Previously, sports-focused entrepreneurs often struggled to raise capital because many investors viewed the sector as niche and had traditionally lost money in the category.
For example, while speaking to an athletics-obsessed audience at the 2014 Sloan Sports Analytics Conference, storied venture capitalist, Bill Gurley, cited data from a large pool of institutional investors, "Over the past 25 years, they've had 40 investments...and they lost 30 cents on the dollar in the industry. The venture industry hasn't been fascinated with the sports business per se."
This was like a telling a room of 4-year olds that Santa Claus doesn't exist.
But billionaire, Michael Rubin, quickly countered Gurley's assertion. Rubin is a part owner of the Philadelphia 76ers and founder of Kynetic, the holding company of Fanatics, Rue La La, and ShopRunner. He said, "In the last 10 years it's changed. You've got very smart people entering the sports business; people are finding scale...if you really look at sports in 2014 versus a decade ago I think the sophistication of some of the entrepreneurs is definitely better."
The flurry of recent investments supports Mr.
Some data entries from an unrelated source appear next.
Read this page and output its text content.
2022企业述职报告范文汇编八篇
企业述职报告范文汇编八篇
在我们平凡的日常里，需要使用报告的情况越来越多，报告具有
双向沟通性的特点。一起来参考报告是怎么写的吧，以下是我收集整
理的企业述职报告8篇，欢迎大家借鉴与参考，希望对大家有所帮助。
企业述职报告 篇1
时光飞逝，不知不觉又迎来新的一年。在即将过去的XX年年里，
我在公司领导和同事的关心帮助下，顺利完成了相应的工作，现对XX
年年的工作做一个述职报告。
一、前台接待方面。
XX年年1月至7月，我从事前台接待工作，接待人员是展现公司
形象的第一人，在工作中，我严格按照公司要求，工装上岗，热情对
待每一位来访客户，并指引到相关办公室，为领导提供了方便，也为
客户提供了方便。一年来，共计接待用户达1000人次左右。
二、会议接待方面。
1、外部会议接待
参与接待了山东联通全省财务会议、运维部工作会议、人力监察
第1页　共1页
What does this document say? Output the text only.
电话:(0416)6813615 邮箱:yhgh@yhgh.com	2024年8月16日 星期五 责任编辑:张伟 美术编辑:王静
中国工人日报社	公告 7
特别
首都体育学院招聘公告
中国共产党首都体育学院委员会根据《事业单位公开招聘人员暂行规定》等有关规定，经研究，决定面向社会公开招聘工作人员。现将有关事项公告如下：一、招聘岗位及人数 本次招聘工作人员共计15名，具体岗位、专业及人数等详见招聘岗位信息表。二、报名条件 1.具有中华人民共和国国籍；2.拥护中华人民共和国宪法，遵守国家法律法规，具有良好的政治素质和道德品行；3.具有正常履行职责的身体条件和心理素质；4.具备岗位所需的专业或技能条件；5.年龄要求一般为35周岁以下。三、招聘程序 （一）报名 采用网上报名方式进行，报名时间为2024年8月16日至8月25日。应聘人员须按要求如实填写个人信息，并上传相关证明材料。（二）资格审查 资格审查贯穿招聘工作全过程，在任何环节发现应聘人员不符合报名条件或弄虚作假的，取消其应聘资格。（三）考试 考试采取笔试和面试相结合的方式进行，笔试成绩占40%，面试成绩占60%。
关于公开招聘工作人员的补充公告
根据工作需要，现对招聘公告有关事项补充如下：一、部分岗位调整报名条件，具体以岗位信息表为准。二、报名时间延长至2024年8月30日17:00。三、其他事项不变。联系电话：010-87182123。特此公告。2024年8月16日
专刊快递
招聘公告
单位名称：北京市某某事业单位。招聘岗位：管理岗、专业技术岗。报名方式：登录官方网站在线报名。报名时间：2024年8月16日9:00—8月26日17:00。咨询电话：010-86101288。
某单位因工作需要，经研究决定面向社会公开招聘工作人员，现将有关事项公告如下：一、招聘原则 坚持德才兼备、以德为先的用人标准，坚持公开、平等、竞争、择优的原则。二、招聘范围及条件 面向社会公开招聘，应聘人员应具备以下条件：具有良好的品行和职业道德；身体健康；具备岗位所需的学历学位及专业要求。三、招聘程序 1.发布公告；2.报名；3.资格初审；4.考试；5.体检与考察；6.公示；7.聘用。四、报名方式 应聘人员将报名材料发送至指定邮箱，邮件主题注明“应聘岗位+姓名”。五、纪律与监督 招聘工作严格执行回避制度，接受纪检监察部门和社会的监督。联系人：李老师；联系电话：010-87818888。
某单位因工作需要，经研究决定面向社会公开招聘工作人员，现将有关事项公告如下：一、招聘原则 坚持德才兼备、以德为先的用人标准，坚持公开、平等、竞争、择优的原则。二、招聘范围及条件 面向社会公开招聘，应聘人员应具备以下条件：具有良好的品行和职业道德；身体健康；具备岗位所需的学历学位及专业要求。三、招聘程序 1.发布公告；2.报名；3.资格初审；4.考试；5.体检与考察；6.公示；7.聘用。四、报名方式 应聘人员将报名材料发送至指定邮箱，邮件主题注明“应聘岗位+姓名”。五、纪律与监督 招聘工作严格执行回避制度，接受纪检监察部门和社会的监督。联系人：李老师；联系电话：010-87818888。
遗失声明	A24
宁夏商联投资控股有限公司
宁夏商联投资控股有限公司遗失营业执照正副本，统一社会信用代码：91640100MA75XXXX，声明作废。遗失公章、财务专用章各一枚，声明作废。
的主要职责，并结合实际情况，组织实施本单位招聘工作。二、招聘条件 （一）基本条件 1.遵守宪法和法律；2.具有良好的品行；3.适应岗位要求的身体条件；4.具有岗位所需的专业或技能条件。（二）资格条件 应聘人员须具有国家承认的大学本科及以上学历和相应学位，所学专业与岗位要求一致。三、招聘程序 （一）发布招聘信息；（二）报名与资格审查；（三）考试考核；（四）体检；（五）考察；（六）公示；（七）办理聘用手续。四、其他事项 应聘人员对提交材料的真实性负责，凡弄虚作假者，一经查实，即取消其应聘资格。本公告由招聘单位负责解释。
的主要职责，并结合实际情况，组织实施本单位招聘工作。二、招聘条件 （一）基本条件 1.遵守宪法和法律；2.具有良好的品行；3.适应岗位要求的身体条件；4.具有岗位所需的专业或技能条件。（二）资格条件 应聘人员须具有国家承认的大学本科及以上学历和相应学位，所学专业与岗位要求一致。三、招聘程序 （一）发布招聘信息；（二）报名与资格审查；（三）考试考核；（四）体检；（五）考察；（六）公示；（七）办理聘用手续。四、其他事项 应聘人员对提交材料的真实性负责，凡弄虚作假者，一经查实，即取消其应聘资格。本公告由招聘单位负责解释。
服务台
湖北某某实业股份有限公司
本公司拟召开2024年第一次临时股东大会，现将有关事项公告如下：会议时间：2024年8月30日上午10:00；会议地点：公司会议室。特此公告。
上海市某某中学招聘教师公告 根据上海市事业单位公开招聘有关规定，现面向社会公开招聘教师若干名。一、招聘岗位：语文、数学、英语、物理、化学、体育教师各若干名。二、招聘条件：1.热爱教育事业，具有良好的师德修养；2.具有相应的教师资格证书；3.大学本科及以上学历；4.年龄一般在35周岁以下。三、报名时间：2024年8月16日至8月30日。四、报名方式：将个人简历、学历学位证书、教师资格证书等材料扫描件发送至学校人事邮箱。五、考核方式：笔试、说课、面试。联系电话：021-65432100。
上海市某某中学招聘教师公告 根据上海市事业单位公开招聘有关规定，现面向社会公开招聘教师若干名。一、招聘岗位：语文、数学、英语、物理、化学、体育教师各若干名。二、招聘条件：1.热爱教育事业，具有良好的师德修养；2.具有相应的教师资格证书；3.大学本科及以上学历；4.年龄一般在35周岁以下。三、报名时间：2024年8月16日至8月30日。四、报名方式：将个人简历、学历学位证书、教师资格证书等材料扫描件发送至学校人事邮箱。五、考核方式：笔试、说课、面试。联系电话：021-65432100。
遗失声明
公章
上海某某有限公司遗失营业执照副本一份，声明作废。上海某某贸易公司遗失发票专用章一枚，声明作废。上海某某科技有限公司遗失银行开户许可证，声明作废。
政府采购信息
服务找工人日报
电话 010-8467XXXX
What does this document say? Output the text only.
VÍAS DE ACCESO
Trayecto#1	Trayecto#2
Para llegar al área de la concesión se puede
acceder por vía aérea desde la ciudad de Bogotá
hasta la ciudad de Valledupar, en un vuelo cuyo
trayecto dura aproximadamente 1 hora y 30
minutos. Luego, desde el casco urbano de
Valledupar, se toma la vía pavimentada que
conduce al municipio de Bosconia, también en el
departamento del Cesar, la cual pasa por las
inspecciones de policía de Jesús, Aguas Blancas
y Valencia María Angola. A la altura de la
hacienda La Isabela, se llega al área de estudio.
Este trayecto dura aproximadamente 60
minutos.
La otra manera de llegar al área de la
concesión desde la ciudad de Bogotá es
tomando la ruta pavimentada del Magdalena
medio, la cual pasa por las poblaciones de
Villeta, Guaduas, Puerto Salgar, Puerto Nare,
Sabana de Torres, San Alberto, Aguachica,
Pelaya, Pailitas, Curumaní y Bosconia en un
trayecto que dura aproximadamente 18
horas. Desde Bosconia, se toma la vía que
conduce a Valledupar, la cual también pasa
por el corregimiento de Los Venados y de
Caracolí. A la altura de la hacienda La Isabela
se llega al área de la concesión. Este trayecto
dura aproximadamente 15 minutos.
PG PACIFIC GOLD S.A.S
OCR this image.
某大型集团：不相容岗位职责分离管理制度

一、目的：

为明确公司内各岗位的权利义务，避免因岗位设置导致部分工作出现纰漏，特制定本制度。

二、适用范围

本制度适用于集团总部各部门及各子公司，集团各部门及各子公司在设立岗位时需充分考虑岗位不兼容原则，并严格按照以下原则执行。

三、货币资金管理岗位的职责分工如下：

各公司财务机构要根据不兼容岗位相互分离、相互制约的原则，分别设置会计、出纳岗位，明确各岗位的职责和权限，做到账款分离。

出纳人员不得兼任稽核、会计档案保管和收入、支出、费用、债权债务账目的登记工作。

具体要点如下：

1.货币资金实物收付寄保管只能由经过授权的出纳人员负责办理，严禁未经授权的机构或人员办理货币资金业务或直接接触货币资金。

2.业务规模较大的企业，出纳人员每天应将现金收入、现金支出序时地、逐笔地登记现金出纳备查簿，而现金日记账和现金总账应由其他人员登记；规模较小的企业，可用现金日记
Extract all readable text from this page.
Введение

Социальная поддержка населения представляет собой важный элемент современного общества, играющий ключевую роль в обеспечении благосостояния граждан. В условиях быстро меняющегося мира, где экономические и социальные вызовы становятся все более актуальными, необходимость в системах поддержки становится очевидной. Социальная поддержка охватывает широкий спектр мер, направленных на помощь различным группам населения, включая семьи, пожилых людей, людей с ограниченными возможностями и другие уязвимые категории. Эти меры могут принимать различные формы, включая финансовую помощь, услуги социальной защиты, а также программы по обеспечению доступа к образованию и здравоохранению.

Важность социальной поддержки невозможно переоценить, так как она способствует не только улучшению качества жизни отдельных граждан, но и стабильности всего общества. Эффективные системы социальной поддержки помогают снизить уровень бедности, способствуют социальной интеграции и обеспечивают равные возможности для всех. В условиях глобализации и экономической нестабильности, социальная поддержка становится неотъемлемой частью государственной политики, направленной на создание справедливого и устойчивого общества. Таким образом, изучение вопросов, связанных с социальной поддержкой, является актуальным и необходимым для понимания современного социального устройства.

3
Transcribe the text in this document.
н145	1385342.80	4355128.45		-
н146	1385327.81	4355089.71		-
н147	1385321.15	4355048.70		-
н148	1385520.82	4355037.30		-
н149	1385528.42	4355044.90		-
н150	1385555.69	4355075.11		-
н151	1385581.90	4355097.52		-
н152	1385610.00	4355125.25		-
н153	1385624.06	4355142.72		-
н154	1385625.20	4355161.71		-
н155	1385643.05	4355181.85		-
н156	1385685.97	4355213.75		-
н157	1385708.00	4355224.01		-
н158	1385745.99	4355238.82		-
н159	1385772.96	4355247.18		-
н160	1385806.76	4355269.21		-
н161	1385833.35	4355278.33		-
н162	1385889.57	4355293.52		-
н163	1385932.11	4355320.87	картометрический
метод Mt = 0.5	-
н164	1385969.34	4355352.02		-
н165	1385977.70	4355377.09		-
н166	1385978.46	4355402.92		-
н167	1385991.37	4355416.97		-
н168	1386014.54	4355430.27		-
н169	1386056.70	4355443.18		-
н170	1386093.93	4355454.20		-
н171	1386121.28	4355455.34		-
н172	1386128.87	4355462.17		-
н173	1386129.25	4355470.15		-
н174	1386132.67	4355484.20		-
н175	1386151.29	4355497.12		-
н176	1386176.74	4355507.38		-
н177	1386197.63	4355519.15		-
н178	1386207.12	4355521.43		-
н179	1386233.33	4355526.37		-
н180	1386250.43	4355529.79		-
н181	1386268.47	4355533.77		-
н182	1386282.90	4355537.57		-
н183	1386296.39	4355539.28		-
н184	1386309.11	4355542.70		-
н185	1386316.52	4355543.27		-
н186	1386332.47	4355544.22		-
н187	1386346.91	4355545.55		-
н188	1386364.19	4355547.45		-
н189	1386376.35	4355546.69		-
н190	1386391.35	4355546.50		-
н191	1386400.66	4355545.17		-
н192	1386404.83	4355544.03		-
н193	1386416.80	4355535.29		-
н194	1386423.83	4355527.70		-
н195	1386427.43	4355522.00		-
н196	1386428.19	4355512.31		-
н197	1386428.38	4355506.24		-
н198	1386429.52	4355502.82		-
Rubin's views. TechCrunch recently reported that, "Venture funding for sports tech startups hit an all-time high of $927 million in 2014, growing nearly 30% year over year since 2012. In the first few weeks of April alone, investors committed $151 million in venture funding for sports tech companies"
And it's not just professional investors putting money to work; large companies are also acquiring sports assets. William Morris Endeavor (WME) made headlines in 2013 when it purchased IMG for $2.4 billion and Under Armour recently acquired MyFitnessPal for $475 million.
So while fundraising was often a challenge for entrepreneurs aspiring to create sports companies, that has now changed. The past couple of years in particular have confirmed another venture capitalist's assessment when in 2013, Carmichael Roberts said, "The amount of dollars going into sports versus opportunity is out of whack. Even though you see it increasing (investment), the opportunity way outstrips the amount of capital going that direction."
Investment dollars are catching up.
Even institutional investors are realizing that sports aren't niche. The content that sports companies can produce is polarizing and uncompromisingly powerful. In turn, they are able to command very significant audiences, and those audiences equate to valuable companies.
As Mr. Rubin pointed out, the paradigm shift has been driven by the efforts of smart, sophisticated entrepreneurs capable of bringing these sizable business opportunities to life.